Quantifying contributions of model processes to the surface temperature bias in FGOALS‐g2

Abstract

AbstractTo quantify the annual mean surface temperature bias due to various processes in Flexible Global Ocean‐Atmosphere‐Land‐System model, Grid point version 2 (FGOALS‐g2), the climate feedback‐response analysis method (CFRAM) is used to isolate contributions from both radiative and nonradiative processes in the model by comparing the model simulation with ERA‐Interim reanalysis. The observed surface temperature bias is decomposed into seven partial temperature biases associated with surface albedo, water vapor, cloud, both surface sensible and latent heat fluxes, land/ocean heat transport processes, and atmospheric transport processes.
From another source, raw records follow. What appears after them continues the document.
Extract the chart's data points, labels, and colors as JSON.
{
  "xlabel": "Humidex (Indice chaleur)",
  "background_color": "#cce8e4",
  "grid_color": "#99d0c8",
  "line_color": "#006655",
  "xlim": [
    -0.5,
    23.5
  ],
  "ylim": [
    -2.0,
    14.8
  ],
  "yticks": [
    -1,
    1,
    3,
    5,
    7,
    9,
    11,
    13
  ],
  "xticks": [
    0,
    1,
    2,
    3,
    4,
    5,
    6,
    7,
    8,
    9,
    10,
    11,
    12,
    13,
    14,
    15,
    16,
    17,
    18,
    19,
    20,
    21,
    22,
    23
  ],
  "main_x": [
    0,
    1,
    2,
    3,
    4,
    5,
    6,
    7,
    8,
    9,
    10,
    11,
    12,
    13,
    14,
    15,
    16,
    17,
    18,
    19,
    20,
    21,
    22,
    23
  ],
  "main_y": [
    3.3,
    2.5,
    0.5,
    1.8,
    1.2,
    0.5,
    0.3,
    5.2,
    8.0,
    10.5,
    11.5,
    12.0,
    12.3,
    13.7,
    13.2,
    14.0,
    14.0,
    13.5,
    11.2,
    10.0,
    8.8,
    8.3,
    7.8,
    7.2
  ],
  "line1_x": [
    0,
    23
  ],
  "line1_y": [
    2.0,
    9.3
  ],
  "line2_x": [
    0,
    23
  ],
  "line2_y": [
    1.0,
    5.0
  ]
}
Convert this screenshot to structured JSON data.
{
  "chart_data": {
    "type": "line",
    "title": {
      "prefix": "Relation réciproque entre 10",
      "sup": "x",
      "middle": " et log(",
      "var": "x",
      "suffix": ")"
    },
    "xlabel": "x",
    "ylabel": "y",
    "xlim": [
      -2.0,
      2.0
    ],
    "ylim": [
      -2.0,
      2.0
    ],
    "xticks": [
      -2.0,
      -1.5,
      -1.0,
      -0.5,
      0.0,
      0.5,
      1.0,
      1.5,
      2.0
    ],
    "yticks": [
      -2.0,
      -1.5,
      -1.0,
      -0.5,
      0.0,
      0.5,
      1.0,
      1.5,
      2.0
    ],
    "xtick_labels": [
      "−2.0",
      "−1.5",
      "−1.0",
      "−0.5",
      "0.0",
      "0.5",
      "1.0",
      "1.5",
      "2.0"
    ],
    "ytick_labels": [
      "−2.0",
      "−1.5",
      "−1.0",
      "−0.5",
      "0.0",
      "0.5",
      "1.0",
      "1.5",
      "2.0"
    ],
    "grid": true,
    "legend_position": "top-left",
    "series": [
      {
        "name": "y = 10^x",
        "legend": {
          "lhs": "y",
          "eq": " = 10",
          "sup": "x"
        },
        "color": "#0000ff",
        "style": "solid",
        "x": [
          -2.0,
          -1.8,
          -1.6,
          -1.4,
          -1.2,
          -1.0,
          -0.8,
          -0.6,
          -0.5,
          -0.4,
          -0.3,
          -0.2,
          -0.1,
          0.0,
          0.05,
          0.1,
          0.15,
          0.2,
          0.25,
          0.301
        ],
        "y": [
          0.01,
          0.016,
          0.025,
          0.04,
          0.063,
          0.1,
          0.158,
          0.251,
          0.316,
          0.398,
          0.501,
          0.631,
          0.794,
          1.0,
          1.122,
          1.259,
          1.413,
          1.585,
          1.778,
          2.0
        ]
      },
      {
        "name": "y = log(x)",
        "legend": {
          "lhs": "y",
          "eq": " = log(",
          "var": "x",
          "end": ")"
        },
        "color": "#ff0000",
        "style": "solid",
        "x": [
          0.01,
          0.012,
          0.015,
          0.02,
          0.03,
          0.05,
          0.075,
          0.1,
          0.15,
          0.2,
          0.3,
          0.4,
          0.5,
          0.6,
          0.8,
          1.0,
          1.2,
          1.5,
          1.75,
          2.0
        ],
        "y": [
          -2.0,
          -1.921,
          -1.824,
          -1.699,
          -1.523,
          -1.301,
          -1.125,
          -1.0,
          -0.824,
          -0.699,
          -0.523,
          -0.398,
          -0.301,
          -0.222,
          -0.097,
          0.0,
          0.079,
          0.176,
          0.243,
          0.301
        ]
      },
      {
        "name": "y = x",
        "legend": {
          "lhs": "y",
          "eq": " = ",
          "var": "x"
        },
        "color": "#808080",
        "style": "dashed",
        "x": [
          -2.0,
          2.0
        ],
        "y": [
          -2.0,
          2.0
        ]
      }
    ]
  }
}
The global mean cold bias (−1.39 K) is mostly attributed to surface albedo and land/ocean heat transport processes while surface latent heat fluxes tend to weaken this bias. Cloud‐induced bias is dominated by shortwave cloud radiative effect (SWCRE) over low‐latitudes and longwave cloud radiative effect (LWCRE) over high latitudes. The mixed layer depth (MLD) bias is consistent with the bias due to ocean heat transport over North Pacific, North Atlantic, and the Southern Ocean. On global scale, contributions of radiative processes and nonradiative processes to the total observed cold bias are comparable, but tend to compensate each other over most regions except for the northern high latitudes. We suggest that the improvements in tropical clouds in the model may significantly decrease the global temperature bias through the interaction between clouds and circulation.